The requirement for the relocation notice to provide an offer of “alternative premises”, as required by the Retail Leases Act, was also considered in the Skiwing cases. At first instance in the ADT, Judicial Member Donald found that the premises offered by the landlord as alternative were not alternative premises. Donald stated: “I do not think the proper construction of ‘alternative’ in the relocation provisions is simply to allow the offer of any ‘other’ premises at all; there must be some degree of commercial similarity such that they are appropriate for the nature and size of the business conducted by the tenant”. (At )
On appeal by the landlord on this point, the appeal panel of the Tribunal agreed with Judicial Member Donald that the ”differences in floor area and layout were sufficient to support its finding that there was no commercial similarity to the existing premises”. (At ).
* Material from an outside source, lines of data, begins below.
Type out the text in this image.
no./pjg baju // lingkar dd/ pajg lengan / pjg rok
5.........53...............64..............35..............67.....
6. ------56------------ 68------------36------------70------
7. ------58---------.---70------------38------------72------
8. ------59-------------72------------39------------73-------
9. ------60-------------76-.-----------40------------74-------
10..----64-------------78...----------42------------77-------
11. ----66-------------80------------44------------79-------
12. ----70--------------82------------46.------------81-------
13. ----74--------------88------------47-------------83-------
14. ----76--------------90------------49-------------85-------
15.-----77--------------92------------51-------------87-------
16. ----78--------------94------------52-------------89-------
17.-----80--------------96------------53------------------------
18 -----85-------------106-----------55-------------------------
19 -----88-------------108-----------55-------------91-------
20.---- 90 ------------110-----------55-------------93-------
On this basis alone the appeal panel found that the relocation notices were invalid. This particular issue was not argued before the Court of Appeal.
Although the Supreme Court did not endorse or reject the whole of Judicial Member Donald’s test, when considering the requirement that the premises be alternative with the additional requirement in section 34A(c) of the Retail Leases Act the new lease be on the same terms and conditions as the existing lease, we can be reasonably certain that all commercial aspects of the new lease offered, including the commercial aspects of the alternative premises itself, are relevant to the question of the validity of the relocation notice. The “commercial similarity” requirement would include size, shape, position within the centre relative to entrances, customer flow, and other tenancies, and perhaps even extend to required trading hours, proximity to storage, and the market position of the area/precinct of the alternative premises.